Although citizen participation is starting to be an increasingly common practice in local administrations, some pieces of research have pointed out that this practice goes hand in hand with the emergence of citizen detachment with respect to the public institutions and an increase in political mistrust.

In this context, Noemí Bergantiños, a PhD holder in Political Science and Administration from the University of the Basque Country, has studied in a PhD thesis creative mistrust within the framework of three experiences in citizen participation in two different periods: in the last years of the political transition [to democracy following the demise of Franco in 1975] and the first decade of this century.

As pointed out by the author of the thesis entitled Democracia, participación y desconfianza. Escenarios de desconfianza creativa en procesos de participación local en la Comunidad Autónoma del País Vasco (Scenarios of creative mistrust in local participation processes in the Basque Autonomous Community), the study sought "firstly to see whether political mistrust is really a problem for democracy, as some authors suggest, and secondly, and more specifically, to check whether citizen participation processes allow this mistrust to be corrected".

For her analysis Bergantiños chose three experiences in citizen participation which, having had a certain continuity in time, have enabled her to compare their development in two different contexts; specifically, in the political transition and nowadays.
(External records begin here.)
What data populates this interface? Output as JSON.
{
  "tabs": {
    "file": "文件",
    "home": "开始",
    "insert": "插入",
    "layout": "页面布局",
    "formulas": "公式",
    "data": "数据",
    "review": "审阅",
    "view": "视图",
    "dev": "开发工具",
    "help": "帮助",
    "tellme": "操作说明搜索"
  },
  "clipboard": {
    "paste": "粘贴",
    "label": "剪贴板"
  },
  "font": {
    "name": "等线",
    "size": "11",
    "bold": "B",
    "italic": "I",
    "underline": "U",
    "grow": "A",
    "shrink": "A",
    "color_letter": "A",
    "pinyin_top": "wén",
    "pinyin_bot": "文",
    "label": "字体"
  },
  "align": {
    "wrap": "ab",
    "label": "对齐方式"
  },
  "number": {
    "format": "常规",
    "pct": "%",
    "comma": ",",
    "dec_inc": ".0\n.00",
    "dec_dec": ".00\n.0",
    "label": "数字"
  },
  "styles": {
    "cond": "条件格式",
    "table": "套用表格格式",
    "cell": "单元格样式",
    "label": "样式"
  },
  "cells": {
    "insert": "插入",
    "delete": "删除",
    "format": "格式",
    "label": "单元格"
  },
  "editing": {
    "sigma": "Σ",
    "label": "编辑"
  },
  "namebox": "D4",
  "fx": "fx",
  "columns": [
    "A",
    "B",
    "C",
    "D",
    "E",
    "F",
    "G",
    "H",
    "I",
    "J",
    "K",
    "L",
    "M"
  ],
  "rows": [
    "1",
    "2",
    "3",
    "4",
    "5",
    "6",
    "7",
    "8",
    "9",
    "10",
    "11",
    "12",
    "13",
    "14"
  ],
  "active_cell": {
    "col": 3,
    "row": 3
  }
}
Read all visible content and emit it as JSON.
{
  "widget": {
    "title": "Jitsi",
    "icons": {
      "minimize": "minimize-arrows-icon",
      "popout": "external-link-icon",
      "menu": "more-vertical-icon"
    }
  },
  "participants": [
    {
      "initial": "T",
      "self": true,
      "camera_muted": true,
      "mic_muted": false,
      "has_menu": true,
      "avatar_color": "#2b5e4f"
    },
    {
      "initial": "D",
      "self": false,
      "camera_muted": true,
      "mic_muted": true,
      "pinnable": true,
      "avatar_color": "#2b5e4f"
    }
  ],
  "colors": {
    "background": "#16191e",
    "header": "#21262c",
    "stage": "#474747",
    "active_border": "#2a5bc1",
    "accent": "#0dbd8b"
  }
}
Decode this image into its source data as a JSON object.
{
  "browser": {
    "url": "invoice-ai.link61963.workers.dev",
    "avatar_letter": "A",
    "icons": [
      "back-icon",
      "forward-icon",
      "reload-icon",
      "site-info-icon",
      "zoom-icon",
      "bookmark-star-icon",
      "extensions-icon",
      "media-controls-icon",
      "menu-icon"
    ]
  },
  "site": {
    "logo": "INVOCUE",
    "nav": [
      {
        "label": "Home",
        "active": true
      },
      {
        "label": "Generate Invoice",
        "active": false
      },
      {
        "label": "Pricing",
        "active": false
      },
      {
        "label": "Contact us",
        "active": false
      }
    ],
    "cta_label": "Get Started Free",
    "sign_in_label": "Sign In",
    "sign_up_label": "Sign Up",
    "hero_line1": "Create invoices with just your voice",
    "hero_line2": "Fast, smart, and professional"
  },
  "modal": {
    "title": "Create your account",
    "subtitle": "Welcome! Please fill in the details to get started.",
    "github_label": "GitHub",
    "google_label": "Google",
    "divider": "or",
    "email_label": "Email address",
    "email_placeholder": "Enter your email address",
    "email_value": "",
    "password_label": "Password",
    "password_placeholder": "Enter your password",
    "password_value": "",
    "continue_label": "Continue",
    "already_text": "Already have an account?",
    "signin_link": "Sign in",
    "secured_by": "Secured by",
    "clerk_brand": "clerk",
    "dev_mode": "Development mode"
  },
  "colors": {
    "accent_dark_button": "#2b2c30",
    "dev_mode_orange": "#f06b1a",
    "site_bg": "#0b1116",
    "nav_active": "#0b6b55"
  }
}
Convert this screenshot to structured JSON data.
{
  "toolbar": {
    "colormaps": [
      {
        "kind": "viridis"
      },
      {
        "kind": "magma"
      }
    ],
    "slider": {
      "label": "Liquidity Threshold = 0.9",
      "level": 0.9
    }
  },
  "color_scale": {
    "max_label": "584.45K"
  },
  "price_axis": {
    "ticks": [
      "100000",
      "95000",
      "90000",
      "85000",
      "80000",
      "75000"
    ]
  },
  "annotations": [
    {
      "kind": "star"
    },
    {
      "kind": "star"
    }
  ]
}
These experiences are the district assemblies in Laudio-Llodio, the District Council of Rekalde (Bilbao), and the Municipal Council of Olarizu (Vitoria-Gasteiz).

Noemí Bergantiños explains why she chose these two scenarios: "I wanted to compare these two periods because a certain democratic deficit can be observed in each one. In the last years of the transition there was obviously no formal democracy, but there was a discourse on that democratic deficit, and a call for democracy, so to speak. Yet nowadays, there is formal democracy but also a discourse very much centred on the shortfalls and deficits in the current forms of democracy."

Creative mistrust and impolitic mistrust

The results of the study conducted by Bergantiños reveal the differences between the forms of mistrust during the last years of the transition and today: "The analysis shows that the mistrust existing in those years was a creative mistrust, of proactive, defiant responsibility, whereas the current form of mistrust on occasions puts the blame at the feet of an impolitic trend." As the author herself explains, this form of mistrust is translated into positions of resignation and scepticism and into significant detachment between the social sphere and the political sphere.

With respect to the conclusions of the study, Bergantiños believes that "in the end all the spaces for participation that endeavour to further democracy are positive, because they allow people to try and transform the elements that have to do with the political system that they criticise; but the truly positive, transforming development depends firstly on the activation of these positive forms and secondly, and in addition, on institutions that allow there to be a positive impact in which the creative forms generated are not repressed in the spaces for citizen participation."